Autoridades de Estados Unidos decomisaron 138 armas de fuego que presuntamente serían traficadas hacia México desde Carolina del Norte, informó el embajador estadounidense Ronald Johnson. Entre el arsenal asegurado se encontraban dos rifles calibre .50, además de pistolas, fusiles, escopetas, revólveres y municiones, de acuerdo con imágenes y datos difundidos por la representación diplomática.
El aseguramiento fue resultado de una operación encubierta realizada por autoridades estadounidenses, que permitió interceptar las armas antes de que fueran enviadas a territorio mexicano. Johnson señaló que el decomiso forma parte de los esfuerzos para frenar el tráfico ilegal de armamento, un problema que durante años ha alimentado la capacidad de fuego de grupos criminales en México.
El embajador atribuyó la acción a la coordinación basada en inteligencia entre agencias de seguridad, y sostuvo que cada arma decomisada representa un riesgo menos para ambos países. Aunque presentó el operativo como parte del compromiso de Washington, el caso también confirma que Estados Unidos debe mantener y ampliar estos esfuerzos, pues buena parte del armamento utilizado por organizaciones criminales en México proviene de su territorio.

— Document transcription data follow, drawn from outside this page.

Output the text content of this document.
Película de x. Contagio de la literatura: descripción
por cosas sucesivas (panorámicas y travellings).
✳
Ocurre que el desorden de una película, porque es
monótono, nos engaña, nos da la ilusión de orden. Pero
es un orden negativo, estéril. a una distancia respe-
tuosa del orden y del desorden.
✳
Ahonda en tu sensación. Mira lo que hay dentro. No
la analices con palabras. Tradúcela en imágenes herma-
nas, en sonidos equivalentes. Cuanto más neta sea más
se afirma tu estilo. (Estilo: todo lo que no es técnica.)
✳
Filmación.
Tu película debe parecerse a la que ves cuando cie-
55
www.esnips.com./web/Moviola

El decomiso cobra relevancia por la presencia de dos rifles calibre .50, armas de alto poder con antecedentes en ataques de alto impacto en México. Este tipo de armamento ha sido asociado con agresiones contra fuerzas de seguridad y hechos de violencia protagonizados por grupos del crimen organizado, por lo que su aseguramiento evita que lleguen a manos de estructuras delictivas.
La operación se inscribe en una agenda de cooperación bilateral que ha colocado el tráfico de armas como uno de los puntos centrales de la seguridad compartida. En ese contexto, México ha insistido en que la colaboración no puede limitarse al combate de drogas o migración, sino que también debe incluir acciones firmes para impedir que armas adquiridas en Estados Unidos crucen hacia territorio mexicano.
La presidenta Claudia Sheinbaum ha señalado previamente que Estados Unidos también debe hacer su parte para frenar el flujo de armas hacia México, del mismo modo en que exige cooperación contra el tráfico de drogas. Este decomiso muestra un avance concreto, pero también deja claro que la corresponsabilidad debe sostenerse con operativos permanentes, inteligencia y resultados verificables en ambos lados de la frontera.